Although we might wish that there was no sting in failure, it does have consequences. They might just be ego repercussions when, humiliated and vulnerable, you have to face colleagues or loved ones after you’ve screwed up. Or they might be bigger than that. But if what you’re trying to achieve means something, then the failure will mean something too.
In her great piece on the downside of the startup failure craze, Lydia DePillis proposes that de-stigmatising the practice of failure is “a pre-emptive psychological defense mechanism” against a startup failure boom. As we see museum culture being infused by tech culture, it is little surprise to discover a similar attitude in museums, and in many ways it is positive. Innovation does indeed require risk, and risk carries with it an almost inherent possibility of failure. Woe betide the institution that fears failure so much as to fall into a state of permanent inertia. But museums are institutions that have, always, an eye to longevity and the future, and failure is rarely consequence-free.
I think that when people seek institutions that embrace failure, they are looking to reduce the sting, that personal pain of getting things wrong. Yet I’ve never known that pain to go away in situations that matter.

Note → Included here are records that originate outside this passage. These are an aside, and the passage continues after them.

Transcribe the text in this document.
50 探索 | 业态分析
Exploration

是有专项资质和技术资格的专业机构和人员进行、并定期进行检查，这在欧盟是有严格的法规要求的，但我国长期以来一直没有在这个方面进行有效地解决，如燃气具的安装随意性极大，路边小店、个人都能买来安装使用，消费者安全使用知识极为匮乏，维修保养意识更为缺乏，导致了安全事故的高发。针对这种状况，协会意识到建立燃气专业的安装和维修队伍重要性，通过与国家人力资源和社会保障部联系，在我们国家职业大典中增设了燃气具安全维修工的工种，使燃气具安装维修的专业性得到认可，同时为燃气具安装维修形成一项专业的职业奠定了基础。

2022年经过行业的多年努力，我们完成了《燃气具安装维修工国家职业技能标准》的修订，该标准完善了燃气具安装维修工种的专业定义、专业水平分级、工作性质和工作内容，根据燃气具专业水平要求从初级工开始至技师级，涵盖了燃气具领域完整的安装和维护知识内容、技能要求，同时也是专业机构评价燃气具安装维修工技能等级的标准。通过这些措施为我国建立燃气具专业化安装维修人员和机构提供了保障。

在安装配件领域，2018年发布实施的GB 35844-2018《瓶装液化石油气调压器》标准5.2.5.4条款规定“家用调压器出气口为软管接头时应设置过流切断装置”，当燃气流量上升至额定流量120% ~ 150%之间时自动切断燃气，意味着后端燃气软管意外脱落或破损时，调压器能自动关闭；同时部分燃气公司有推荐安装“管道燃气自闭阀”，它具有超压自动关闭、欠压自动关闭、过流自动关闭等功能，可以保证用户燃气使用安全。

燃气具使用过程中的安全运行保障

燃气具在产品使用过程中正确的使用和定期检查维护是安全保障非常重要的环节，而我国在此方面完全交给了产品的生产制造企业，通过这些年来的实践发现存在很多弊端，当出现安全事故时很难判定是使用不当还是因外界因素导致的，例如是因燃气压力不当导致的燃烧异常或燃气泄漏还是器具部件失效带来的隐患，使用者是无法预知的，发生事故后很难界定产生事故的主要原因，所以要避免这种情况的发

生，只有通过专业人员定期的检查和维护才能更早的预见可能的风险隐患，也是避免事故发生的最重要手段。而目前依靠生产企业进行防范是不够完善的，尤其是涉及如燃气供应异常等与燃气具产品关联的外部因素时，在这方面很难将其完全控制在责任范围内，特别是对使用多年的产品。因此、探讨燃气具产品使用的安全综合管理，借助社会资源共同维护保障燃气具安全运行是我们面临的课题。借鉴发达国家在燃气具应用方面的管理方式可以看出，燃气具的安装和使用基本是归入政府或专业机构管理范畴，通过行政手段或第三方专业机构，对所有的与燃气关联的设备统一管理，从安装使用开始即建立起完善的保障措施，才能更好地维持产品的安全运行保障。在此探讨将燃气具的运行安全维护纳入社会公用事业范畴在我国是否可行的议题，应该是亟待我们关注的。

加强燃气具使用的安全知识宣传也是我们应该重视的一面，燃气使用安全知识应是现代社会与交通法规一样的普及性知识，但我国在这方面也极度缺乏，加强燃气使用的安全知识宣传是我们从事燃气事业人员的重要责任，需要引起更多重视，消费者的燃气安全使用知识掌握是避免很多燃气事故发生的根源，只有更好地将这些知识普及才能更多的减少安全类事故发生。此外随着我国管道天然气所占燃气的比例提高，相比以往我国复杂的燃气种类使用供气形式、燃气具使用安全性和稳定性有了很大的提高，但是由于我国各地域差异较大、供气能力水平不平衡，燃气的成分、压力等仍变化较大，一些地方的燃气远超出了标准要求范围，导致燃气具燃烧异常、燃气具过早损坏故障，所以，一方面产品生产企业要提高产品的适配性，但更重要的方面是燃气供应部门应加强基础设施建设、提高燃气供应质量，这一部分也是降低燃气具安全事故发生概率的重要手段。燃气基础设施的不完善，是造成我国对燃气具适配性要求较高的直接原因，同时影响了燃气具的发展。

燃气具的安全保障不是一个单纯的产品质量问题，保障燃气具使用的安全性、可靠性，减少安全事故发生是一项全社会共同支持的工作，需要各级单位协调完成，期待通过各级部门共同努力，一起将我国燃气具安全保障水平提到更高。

I have learned in my life to come back from my failures. I will never forget my first big fail, nor many of the subsequent missteps. Each has taught me something. But they have also hurt. Though the pain has dulled with time, I still carry it. And it is hard to face into the wind and open yourself up to criticism, to failure, to pain. It is even harder to do it when you’re already bruised and tired; when your confidence has been shaken. Or at least, it is for me.
I’d love to know about your experiences with failure, professional or otherwise. Do you agree that failure hurts? Have you had to pick yourself up again after a serious failure, and start again? How did you deal with the fallout?